Duelo complicado

Aunque determinarlo es algo delicado, pues cada persona va forjando su propio proceso de duelo.  Pudiéramos establecer que un duelo crónico  es un duelo complicado, por ejemplo, hablaríamos de unos diez años en un dolor continuo y constante, como si se viviera cada día la pérdida. En este apartado también se pudiesen incluir aquellos duelos retrasados, conflictivos o ausentes, suprimidos e inhibidos.  Que por razones diferentes no pudieron vivirse en el momento de la pérdida.  Y los cuales, en el futuro, ante un evento detonador, pareciera que se vuelve a ese primer día de aquel duelo: reacción “exagerada”, conducta super intensificada, desadaptada.

Se habla también de un duelo enmascarado, la persona tiene síntomas o conductas, pero no se da cuenta que está en duelo. Por ejemplo, en el trabajo su eficacia no es la misma, están más distraídos, pero no lo relacionan con su proceso de duelo. O presentan falta o exceso de apetito, y lo consideran como algo normal en su día.

Un duelo complicado es aquel duelo que se ha desviado del camino saludable de la pérdida.

¿Cómo identificar el Duelo Complicado?

Algunas señales que se presentan para identificar un duelo complicado son las siguientes:

1)      La persona no puede hablar del fallecido sin experimentar un dolor intenso, como si fuese un dolor reciente. El dolor le impide continuar hablando.

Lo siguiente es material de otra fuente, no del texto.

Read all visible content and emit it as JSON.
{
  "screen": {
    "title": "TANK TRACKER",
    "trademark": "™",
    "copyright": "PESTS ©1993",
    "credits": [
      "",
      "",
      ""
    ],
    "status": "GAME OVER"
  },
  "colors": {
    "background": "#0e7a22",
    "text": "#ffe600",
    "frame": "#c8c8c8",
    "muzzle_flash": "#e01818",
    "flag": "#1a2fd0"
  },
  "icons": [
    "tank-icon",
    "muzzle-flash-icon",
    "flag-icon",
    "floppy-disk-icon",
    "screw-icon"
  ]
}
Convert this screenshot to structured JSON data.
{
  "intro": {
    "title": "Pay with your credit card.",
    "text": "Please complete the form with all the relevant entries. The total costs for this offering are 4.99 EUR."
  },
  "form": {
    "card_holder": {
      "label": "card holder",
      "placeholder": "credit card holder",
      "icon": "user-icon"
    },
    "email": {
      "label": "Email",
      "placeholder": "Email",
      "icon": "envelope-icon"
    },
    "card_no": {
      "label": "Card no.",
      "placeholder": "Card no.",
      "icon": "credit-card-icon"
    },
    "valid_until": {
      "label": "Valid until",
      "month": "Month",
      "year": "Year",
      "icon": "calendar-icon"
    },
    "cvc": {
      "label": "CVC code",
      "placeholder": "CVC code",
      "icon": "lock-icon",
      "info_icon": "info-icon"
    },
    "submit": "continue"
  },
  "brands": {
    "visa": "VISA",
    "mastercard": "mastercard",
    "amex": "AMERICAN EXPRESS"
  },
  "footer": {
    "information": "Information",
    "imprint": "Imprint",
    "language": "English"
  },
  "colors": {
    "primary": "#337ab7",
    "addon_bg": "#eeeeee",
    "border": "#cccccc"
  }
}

2)      Un evento de pequeño valor ocasiona una reacción emocional fuerte de dolor.

3)      La persona constantemente habla de las pérdidas en su vida, aunque puede omitir la pérdida significativa de cierta persona (no la menciona).

4)      La persona no quiere desprenderse de las cosas que le pertenecían al ser querido que falleció.

5)      La persona con el médico general, replica síntomas que tenía la persona fallecida; estos síntomas se presentan cada cierto tiempo y muchas veces en fechas significativas.

6)      La persona hace cambios super fuertes: cambio de residencia, de país, de trabajo, etc.

7)      Compulsión por hacer cosas que hacía la persona fallecida: si la persona era ciclista, el doliente quiere serlo también; o si la persona que falleció le gustaba cierto tipo de música, el doliente solo quiere escuchar esa música.

8)      Realizar acciones que pueden lastimarla: como manejar en exceso de velocidad.

9)      Una tristeza profunda en todas las fechas importantes.

10)  Miedo exagerado respecto a la enfermedad y a las circunstancias, que llevaron a su ser querido a fallecer.

 

Nota importante para el tanatólogo:

·         Conocer las circunstancias que rodearon la muerte del ser querido le ayudará para estar más atento a estos detalles anteriormente mencionados.

·         Conocer si la persona doliente ha tenido una historia de depresión anteriormente, ya que puede ser más propensa a caer en una profunda depresión (dentro de lo cual se pudiera presentar una falsa euforia).